L’economista e il povero. Dialogo sulla ricchezza, in riva al mare di Lilibeo - 3° parte


Riassunto delle parti precedenti

La scena si svolge al Capo Boeo. Un celebre politico e professore di economia, di passaggio a Marsala, incontra un povero pensionato e tra i due s’intreccia un dialogo. Il povero narra la storia di un periodo travagliato della sua vita. Racconta che un tempo egli aveva un lavoro prestigioso e molto ben pagato, una moglie bellissima e una stupenda casa. Eppure non era felice. Ma un giorno all’improvviso tutto cambiò. In poco tempo perse tutto: moglie, lavoro, casa. Povero e solo, rischiò di cadere nella disperazione. Poi, una mattina, dialogando con se stesso davanti a uno specchio, cominciò a guarire nell’anima, comprendendo che la vera ricchezza si trova al di là dello specchio in cui ci appaiono le realtà materiali della vita. Questo racconto però non convince l’economista, il quale chiede: «Cosa significa andare oltre lo specchio? Forse volete condurmi nel mondo delle favole, come nella storia di Alice nel paese delle meraviglie? Ora davvero non vi seguo più».

 

Parte 3 – L’isola sacra

Il povero sorrise ancora, e sospirò di gioia rivolgendo lo sguardo all’isola di Marettimo, e al sole che ormai, nel suo moto calante, s’avvicinava sempre più alla cresta del suo monte di granito. E all’acuta osservazione dell’economista rispose: «Vedete quell’isola laggiù? Gli antichi greci la chiamavano Hiera, la Sacra. Mi giudichereste pazzo se vi dicessi che essa rappresenta tutto, per me? E ancora più pazzo, se affermassi che questo tutto, in fondo, non è niente? Essa è la mia ricchezza, è il tutto e il niente. È l’immagine del mistero che dà senso a ogni cosa svelandone il non senso. Ma non vi allarmate, non sto giocando con le parole: sono le parole che si prendono gioco di noi! Non lo trovate divertente? Sapete, nel Corano c’è scritto che la nostra vita mortale non è altro che scherzo e gioco: per questo il riso fa così bene al cuore, quando si accende spontaneo dinanzi allo spettacolo farsesco della stupidità e delle vanità umane… Ma ora vi dirò come la incontrai, come conobbi Hiera dopo la mattina in cui gridai davanti a quello specchio».

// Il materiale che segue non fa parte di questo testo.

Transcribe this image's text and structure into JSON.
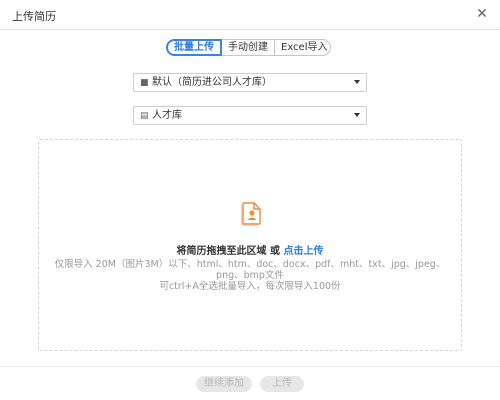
{
  "window": {
    "title": "上传简历",
    "close_glyph": "✕"
  },
  "tabs": [
    {
      "label": "批量上传",
      "active": true
    },
    {
      "label": "手动创建",
      "active": false
    },
    {
      "label": "Excel导入",
      "active": false
    }
  ],
  "selects": {
    "folder": {
      "icon": "folder-icon",
      "value": "默认（简历进公司人才库）"
    },
    "library": {
      "icon": "database-icon",
      "value": "人才库"
    }
  },
  "dropzone": {
    "main_text": "将简历拖拽至此区域 或 ",
    "link_text": "点击上传",
    "hint_line1": "仅限导入 20M（图片3M）以下、html、htm、doc、docx、pdf、mht、txt、jpg、jpeg、png、bmp文件",
    "hint_line2": "可ctrl+A全选批量导入，每次限导入100份"
  },
  "footer": {
    "continue_label": "继续添加",
    "upload_label": "上传"
  },
  "colors": {
    "accent": "#2f7ee2",
    "icon_orange": "#f08a3c"
  }
}
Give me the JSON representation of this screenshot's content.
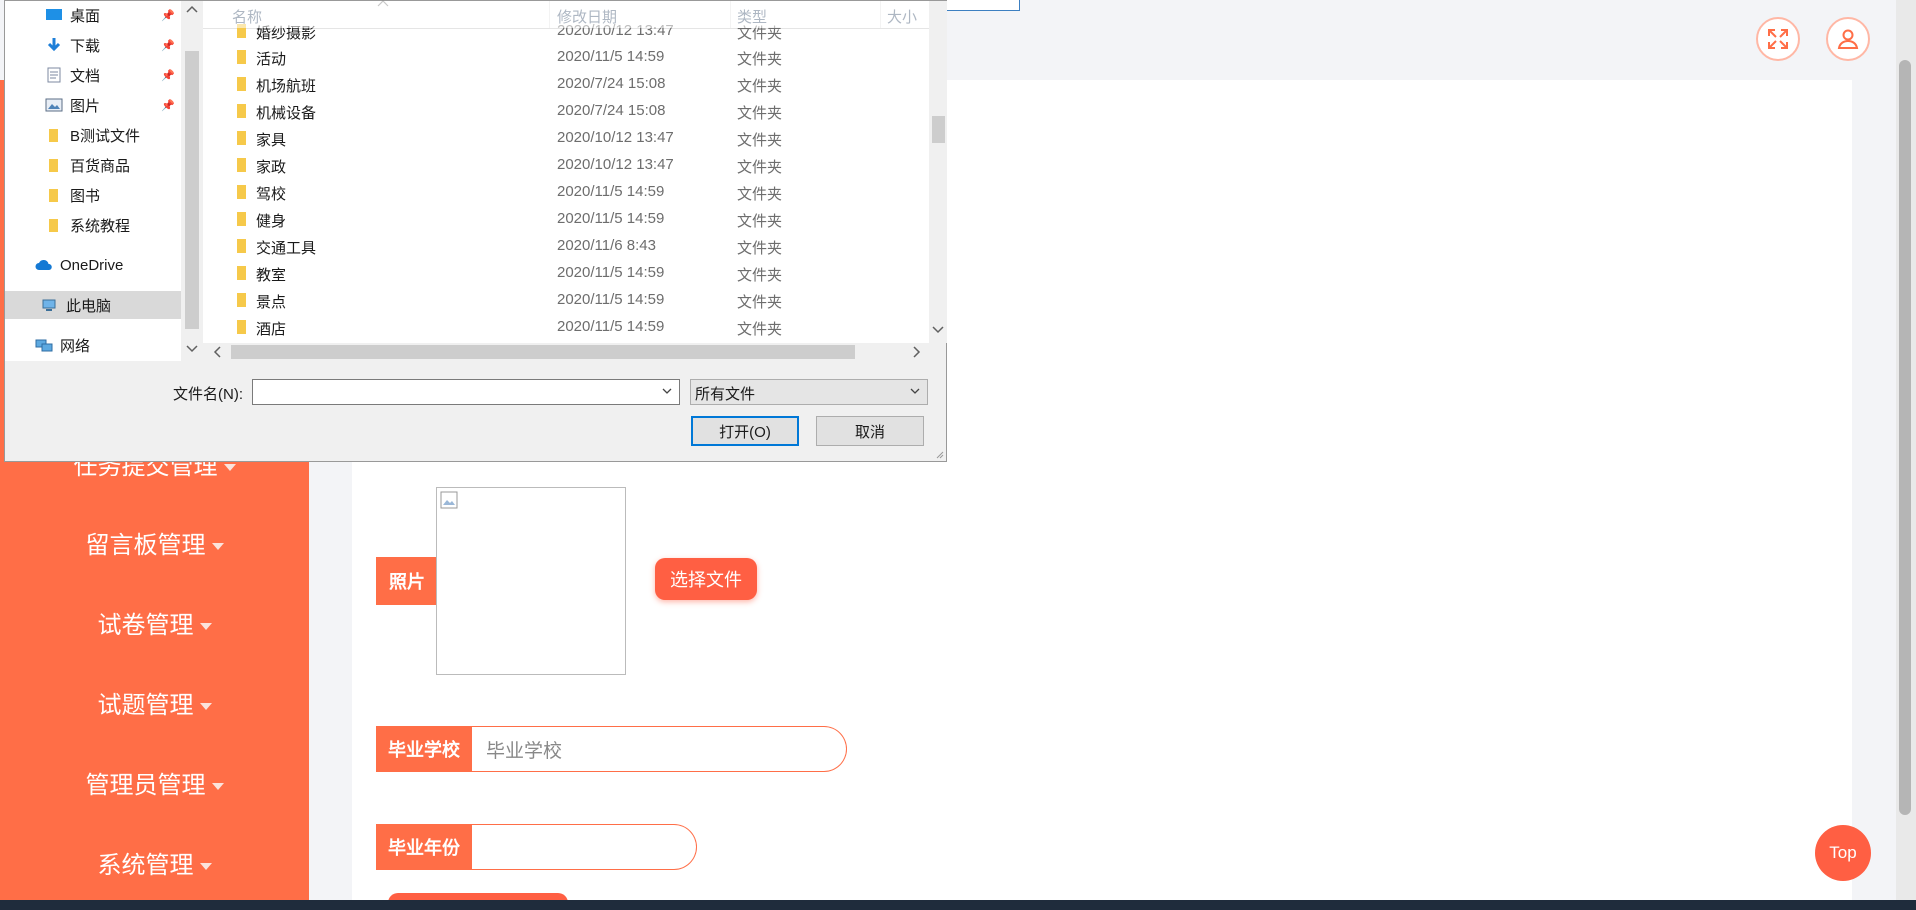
{
  "page": {
    "sidebar_items": [
      {
        "label": "任务提交管理"
      },
      {
        "label": "留言板管理"
      },
      {
        "label": "试卷管理"
      },
      {
        "label": "试题管理"
      },
      {
        "label": "管理员管理"
      },
      {
        "label": "系统管理"
      }
    ],
    "form": {
      "photo_label": "照片",
      "choose_file": "选择文件",
      "school_label": "毕业学校",
      "school_placeholder": "毕业学校",
      "year_label": "毕业年份",
      "year_value": ""
    },
    "top_button": "Top",
    "header_icons": [
      "fullscreen-icon",
      "user-icon"
    ],
    "accent_color": "#ff6e47"
  },
  "dialog": {
    "nav": [
      {
        "label": "桌面",
        "icon": "desktop-icon",
        "pinned": true
      },
      {
        "label": "下载",
        "icon": "download-icon",
        "pinned": true
      },
      {
        "label": "文档",
        "icon": "document-icon",
        "pinned": true
      },
      {
        "label": "图片",
        "icon": "picture-icon",
        "pinned": true
      },
      {
        "label": "B测试文件",
        "icon": "folder-icon",
        "pinned": false
      },
      {
        "label": "百货商品",
        "icon": "folder-icon",
        "pinned": false
      },
      {
        "label": "图书",
        "icon": "folder-icon",
        "pinned": false
      },
      {
        "label": "系统教程",
        "icon": "folder-icon",
        "pinned": false
      },
      {
        "label": "OneDrive",
        "icon": "cloud-icon",
        "pinned": false
      },
      {
        "label": "此电脑",
        "icon": "computer-icon",
        "pinned": false,
        "selected": true
      },
      {
        "label": "网络",
        "icon": "network-icon",
        "pinned": false
      }
    ],
    "columns": {
      "name": "名称",
      "date": "修改日期",
      "type": "类型",
      "size": "大小"
    },
    "files": [
      {
        "name": "婚纱摄影",
        "date": "2020/10/12 13:47",
        "type": "文件夹"
      },
      {
        "name": "活动",
        "date": "2020/11/5 14:59",
        "type": "文件夹"
      },
      {
        "name": "机场航班",
        "date": "2020/7/24 15:08",
        "type": "文件夹"
      },
      {
        "name": "机械设备",
        "date": "2020/7/24 15:08",
        "type": "文件夹"
      },
      {
        "name": "家具",
        "date": "2020/10/12 13:47",
        "type": "文件夹"
      },
      {
        "name": "家政",
        "date": "2020/10/12 13:47",
        "type": "文件夹"
      },
      {
        "name": "驾校",
        "date": "2020/11/5 14:59",
        "type": "文件夹"
      },
      {
        "name": "健身",
        "date": "2020/11/5 14:59",
        "type": "文件夹"
      },
      {
        "name": "交通工具",
        "date": "2020/11/6 8:43",
        "type": "文件夹"
      },
      {
        "name": "教室",
        "date": "2020/11/5 14:59",
        "type": "文件夹"
      },
      {
        "name": "景点",
        "date": "2020/11/5 14:59",
        "type": "文件夹"
      },
      {
        "name": "酒店",
        "date": "2020/11/5 14:59",
        "type": "文件夹"
      }
    ],
    "filename_label": "文件名(N):",
    "filename_value": "",
    "filter_value": "所有文件",
    "open_button": "打开(O)",
    "cancel_button": "取消"
  }
}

L’economista contemplò l’isola, senza dire una parola. Poi, fissando il suo sguardo negli occhi del povero, si pose le guance tra le mani come in un gesto di attesa e di angoscia. Con la forza imperiosa della sua anima razionale respingeva, in realtà, l’affiorare imprevisto di una lacrima dal ciglio dei suoi occhi di cristallo celeste.

«Si nasce piangendo, professore, tutti ben lo sappiamo. E delle lacrime mai nessuno dovrebbe vergognarsi, perché ogni goccia del nostro dolore è un gradino della scala di luce che ci fa salire tra le ali degli angeli. Ed io quel giorno piansi, ma di gioia. Uscii dalla casa dell’amico ed ebbi voglia di andare a meditare in un’antica chiesa che si trova lì vicino. A quell’ora il tempio era deserto, e nella penombra, di fronte all’altare, un grande messale aperto m’invitò alla lettura. Il segnalibro rosso era posato sul salmo che dice: “Chi semina nel pianto, raccoglierà nella gioia”. Fui scosso da un brivido profondo, nel pronunciare quelle parole. Voltai la pagina, e mi venne incontro una frase dell’apostolo Paolo: “Tutto posso in Colui che mi dà forza”; ma il testo latino diceva: “Omnia possum in Eo qui me confortat”. Il traduttore aveva reso dunque il verbo “confortat” con “mi dà forza”, e questo mi fece comprendere il significato vero del conforto: la fede non è medicina palliativa, non è dolce oppio che addormenta, morfina per malati terminali, ma è vino gagliardo che inebria, è forza sovrumana che risveglia, guarisce e rende la vita. A quella scoperta, una lacrima di commozione mi rigò il viso. Poi scesero su di me una calma e una serenità mai provate, e uscii dalla chiesa, lasciandomi guidare dai passi tra la folla e i rumori, verso il centro della città. E lungo la strada ricevetti la chiamata di un caro amico, che m’invitava a mettermi in contatto con una persona che aveva qualcosa di importante da dirmi. Telefonai subito a quella persona; mi propose un lavoro, e il giorno dopo ebbe inizio per me una nuova vita».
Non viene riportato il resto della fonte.